Dispositivi personali e smart working, un binomio pericoloso

Usare dispositivi personali per motivi professionali è un rischio, soprattutto quando sono connessi a reti domestiche insieme a prodotti IoT.

Autore: Redazione SecurityOpenLab

Il lavoro da remoto ha cambiato il modo con cui i dipendenti gestiscono i dati professionali. Una ricerca condotta da Sapio Research a maggio 2020 su commissione di Trend Micro rivela che il 37% dei dipendenti italiani usa dispositivi personali per accedere ai documenti aziendali, spesso via cloud.
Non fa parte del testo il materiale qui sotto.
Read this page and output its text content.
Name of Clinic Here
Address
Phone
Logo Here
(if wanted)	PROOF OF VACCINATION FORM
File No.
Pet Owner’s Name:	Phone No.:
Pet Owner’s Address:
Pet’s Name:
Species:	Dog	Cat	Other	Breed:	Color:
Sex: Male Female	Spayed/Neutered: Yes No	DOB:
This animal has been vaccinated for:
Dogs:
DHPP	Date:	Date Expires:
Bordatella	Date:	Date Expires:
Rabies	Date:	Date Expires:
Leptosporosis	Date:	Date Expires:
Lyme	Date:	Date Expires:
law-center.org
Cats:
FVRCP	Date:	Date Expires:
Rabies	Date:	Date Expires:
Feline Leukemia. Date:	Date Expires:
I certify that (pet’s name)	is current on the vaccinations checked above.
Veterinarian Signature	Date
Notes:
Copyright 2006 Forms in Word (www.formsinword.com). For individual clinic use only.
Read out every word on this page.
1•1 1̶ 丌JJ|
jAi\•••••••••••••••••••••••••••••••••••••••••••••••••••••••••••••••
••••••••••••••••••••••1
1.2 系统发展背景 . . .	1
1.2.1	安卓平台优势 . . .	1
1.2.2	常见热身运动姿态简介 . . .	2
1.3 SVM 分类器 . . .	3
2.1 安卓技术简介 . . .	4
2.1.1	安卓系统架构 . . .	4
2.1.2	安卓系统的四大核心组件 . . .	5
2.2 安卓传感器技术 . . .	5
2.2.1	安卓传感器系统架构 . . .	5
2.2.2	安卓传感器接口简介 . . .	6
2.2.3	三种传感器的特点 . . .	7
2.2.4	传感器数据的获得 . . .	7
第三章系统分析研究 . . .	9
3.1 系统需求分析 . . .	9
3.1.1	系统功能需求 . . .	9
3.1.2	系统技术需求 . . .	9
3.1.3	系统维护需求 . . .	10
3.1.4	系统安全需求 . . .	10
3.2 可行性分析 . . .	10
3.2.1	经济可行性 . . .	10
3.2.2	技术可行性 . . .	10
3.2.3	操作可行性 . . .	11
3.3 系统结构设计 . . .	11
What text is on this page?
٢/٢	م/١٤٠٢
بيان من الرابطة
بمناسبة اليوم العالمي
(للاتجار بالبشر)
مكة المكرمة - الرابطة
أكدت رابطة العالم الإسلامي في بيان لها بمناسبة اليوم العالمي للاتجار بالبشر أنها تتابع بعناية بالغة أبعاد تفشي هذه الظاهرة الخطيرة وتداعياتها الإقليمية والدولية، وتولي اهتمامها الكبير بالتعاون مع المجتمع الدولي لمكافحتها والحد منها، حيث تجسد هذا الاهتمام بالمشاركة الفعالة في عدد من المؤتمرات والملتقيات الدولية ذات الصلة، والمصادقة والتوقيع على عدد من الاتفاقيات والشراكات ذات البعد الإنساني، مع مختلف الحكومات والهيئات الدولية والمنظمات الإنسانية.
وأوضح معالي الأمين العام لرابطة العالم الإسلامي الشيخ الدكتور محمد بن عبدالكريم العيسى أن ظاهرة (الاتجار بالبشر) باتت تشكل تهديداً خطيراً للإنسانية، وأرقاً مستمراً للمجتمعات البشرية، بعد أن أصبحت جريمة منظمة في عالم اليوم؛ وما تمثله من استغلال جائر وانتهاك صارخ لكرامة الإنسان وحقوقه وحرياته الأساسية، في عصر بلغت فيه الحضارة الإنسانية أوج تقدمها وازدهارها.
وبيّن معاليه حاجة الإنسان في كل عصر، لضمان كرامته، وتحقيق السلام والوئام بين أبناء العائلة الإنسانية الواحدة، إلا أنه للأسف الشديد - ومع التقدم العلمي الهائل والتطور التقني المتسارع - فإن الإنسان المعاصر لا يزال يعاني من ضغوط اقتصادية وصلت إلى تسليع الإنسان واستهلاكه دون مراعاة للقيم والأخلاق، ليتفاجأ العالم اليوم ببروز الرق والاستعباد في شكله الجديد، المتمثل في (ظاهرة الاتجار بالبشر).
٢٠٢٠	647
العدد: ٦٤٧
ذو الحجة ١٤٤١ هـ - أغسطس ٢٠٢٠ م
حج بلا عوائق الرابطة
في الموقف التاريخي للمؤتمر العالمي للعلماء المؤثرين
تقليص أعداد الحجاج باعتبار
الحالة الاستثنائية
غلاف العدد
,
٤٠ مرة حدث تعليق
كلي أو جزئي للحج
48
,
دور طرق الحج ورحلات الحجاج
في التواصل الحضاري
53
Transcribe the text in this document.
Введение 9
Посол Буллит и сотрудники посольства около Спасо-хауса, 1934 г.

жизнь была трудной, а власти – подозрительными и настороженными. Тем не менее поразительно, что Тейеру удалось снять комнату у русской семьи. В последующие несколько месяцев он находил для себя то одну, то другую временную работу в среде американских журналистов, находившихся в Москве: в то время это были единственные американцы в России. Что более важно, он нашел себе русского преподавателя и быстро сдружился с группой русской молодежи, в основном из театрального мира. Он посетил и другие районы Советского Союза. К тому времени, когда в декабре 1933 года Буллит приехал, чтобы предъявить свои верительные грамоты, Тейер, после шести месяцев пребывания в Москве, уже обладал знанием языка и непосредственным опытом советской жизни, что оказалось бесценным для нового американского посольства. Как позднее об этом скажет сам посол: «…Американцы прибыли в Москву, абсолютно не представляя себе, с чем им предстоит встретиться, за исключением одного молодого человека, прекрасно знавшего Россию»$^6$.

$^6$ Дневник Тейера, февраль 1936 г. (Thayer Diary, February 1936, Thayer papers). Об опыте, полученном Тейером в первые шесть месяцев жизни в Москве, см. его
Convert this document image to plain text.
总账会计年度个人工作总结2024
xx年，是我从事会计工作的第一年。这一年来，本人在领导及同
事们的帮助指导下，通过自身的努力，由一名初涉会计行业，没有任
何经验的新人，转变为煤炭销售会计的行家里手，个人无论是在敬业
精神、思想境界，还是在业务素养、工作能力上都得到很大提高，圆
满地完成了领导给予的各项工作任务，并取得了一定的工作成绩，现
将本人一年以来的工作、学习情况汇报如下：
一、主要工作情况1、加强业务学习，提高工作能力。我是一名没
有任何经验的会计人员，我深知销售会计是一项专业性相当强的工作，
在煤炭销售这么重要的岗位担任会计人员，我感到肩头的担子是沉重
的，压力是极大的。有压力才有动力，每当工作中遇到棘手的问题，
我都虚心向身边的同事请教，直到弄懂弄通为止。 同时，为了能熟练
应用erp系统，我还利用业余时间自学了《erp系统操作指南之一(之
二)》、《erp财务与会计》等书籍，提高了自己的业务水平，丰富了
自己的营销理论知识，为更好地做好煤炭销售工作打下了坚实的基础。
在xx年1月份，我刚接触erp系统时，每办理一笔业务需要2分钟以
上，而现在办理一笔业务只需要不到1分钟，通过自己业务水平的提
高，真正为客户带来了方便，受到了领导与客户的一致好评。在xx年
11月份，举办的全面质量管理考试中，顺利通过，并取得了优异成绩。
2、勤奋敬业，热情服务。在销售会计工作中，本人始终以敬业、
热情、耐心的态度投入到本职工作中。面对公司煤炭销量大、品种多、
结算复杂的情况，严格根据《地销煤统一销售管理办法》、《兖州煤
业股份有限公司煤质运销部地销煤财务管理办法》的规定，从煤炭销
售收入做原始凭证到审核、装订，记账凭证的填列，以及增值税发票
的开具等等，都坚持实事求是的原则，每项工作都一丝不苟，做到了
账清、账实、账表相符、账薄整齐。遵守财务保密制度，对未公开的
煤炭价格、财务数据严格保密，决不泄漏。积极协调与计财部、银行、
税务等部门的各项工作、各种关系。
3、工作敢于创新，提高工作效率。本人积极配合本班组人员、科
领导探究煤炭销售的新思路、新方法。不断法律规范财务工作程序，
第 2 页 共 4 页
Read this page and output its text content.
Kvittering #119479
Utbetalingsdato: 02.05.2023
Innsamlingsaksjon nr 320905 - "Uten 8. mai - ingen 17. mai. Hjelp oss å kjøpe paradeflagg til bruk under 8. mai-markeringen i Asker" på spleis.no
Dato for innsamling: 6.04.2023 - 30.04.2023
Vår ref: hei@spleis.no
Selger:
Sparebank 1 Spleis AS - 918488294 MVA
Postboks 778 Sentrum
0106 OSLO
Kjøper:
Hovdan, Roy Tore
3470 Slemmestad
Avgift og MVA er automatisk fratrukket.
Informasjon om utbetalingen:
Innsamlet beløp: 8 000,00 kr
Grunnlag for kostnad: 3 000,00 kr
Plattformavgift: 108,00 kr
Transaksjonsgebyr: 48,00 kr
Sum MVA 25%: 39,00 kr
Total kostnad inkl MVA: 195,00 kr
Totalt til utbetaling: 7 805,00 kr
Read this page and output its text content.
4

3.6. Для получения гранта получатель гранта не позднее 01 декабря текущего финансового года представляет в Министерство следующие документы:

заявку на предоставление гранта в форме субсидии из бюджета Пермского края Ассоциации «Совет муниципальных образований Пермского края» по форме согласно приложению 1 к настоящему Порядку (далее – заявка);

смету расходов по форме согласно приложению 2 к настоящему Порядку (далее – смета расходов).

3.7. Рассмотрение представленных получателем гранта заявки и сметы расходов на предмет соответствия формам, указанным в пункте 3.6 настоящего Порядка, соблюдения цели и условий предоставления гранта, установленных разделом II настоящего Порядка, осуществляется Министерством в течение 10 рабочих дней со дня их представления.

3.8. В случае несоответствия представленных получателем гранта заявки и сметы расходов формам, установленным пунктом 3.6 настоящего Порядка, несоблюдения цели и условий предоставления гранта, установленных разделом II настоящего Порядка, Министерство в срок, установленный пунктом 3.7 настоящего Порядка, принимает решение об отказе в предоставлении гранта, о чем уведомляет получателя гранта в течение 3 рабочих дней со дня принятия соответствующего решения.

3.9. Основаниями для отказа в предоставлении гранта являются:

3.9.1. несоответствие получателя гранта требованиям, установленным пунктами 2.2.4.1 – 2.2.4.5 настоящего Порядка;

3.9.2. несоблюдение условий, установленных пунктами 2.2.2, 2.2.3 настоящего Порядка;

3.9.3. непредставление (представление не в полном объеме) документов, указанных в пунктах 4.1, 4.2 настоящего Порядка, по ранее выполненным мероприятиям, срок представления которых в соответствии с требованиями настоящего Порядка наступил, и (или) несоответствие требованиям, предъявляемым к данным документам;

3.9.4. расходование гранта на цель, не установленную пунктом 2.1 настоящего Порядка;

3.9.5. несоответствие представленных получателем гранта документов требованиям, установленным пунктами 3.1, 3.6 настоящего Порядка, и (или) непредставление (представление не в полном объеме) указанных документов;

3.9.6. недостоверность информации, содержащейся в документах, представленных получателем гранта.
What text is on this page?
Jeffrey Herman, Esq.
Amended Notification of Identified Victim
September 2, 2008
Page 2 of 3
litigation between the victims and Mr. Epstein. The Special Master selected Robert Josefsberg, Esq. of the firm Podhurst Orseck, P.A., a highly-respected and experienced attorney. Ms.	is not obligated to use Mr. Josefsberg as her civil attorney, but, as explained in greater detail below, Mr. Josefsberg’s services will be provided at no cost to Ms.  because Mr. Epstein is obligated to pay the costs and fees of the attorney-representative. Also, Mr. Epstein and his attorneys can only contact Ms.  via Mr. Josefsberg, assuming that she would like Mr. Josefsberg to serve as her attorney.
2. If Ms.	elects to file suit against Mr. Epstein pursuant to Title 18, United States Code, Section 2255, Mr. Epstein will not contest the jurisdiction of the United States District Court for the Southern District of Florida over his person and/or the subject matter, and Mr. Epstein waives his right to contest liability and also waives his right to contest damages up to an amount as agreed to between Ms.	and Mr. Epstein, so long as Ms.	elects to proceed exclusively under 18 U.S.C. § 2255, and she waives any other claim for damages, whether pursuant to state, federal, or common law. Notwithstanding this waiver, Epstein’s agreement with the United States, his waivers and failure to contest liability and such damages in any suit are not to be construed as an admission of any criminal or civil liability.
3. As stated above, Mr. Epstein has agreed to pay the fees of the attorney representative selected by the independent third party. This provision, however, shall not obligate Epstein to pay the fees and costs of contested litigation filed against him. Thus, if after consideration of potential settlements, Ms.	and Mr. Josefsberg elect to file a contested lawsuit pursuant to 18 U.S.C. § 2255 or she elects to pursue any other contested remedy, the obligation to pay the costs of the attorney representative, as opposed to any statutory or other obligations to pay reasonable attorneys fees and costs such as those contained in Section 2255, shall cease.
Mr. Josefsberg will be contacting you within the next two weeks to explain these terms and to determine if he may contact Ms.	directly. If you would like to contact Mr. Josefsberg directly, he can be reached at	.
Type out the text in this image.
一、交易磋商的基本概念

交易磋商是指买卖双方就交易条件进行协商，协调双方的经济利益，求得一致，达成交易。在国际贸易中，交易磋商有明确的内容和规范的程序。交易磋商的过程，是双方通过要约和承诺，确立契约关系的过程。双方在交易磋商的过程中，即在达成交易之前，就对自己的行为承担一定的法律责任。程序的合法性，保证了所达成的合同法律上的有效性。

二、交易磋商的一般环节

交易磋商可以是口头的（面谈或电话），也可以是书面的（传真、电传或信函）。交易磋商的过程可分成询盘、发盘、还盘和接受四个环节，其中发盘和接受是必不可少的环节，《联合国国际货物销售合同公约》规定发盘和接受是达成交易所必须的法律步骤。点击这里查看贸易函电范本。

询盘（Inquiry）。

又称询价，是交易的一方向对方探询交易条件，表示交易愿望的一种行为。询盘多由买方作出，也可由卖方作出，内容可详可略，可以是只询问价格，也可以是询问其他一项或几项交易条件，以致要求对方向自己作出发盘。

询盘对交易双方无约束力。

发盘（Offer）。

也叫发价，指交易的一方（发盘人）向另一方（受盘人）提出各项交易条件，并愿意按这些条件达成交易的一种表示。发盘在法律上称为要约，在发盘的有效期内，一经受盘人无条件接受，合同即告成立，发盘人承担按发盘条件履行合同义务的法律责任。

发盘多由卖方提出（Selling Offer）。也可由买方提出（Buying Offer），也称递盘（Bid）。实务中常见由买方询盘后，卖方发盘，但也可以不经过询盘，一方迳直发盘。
Inoltre, il 32% dei lavoratori italiani non protegge i propri dispositivi mediante password.

Sono dati allarmanti, che fanno comprendere nella sua ampiezza il problema dell'aumentato rischio informatico che corrono le aziende a causa dello smart working. Per trarre le conclusioni i ricercatori hanno intervistato 13.200 lavoratori da remoto in 27 Paesi. Il campione italiano era di 506 persone, impiegate presso aziende di diverse dimensioni e industry.

Andando per ordine e considerando solo l'Italia, il 47% dei lavoratori da remoto possiede dispositivi IoT connessi alla stessa rete domestica che usano per lavoro. I router domestici non offrono la stessa protezione delle infrastrutture aziendali, in più i dispositivi IoT hanno spesso gravi carenze di sicurezza, a maggior ragione se sono di marchi poco conosciuti come quelli in uso al 7% degli intervistati. Il 63% dei lavoratori da remoto connette il notebook aziendale alla rete domestica. 
Come ribadito a più riprese, l'unione di queste due criticità è causa di grandi preoccupazioni. Le reti domestiche non sono protette al pari di quelle aziendali, e sono a uso promiscuo. Nel momento in cui sono connessi allo stesso router domestico dispositivi IoT e sistemi aziendali si dà modo ai cyber criminali di sfruttare i punti deboli e le vulnerabilità di entrami per attaccare l'endpoint aziendale, e da lì la rete aziendale alla quale è connesso il dispositivo.

Inoltre, sebbene i computer usati in smart working dovrebbero essere protetti adeguatamente dall’IT, spesso si creano dei rischi con l'installazione di applicazioni non approvate che consentono l'accesso ai dispositivi IoT.

Lisa Dolcini, Head of Marketing Trend Micro Italia, ribadisce che "La vita dei cybercriminali è più semplice grazie alle backdoor, che se aperte permettono di compromettere le reti aziendali. Questa minaccia è maggiore nel momento in cui milioni di lavoratori si connettono da remoto alle reti, rendendo sempre più debole la separazione tra vita privata e lavorativa. Ora più che mai, è importante che l’individuo si assuma le proprie responsabilità nei confronti della cybersecurity e che l’azienda continui a formare i dipendenti attraverso le best practise”. 

La raccomandazione è quella di assicurarsi che i lavoratori da remoto operino in conformità alle policy di sicurezza. Nel caso sia necessario, bisogna perfezionare le regole per riconoscere le minacce che provengono da dispositivi e dalle applicazioni BYOD e IoT.Le aziende dovrebbero inoltre rivalutare le soluzioni di security messe a disposizione dei dipendenti che utilizzano le reti domestiche per accedere ai dati corporate. Un modello di security cloud-based può mitigare i rischi introdotti dalla forza lavoro da remoto in maniera efficace ed economicamente conveniente.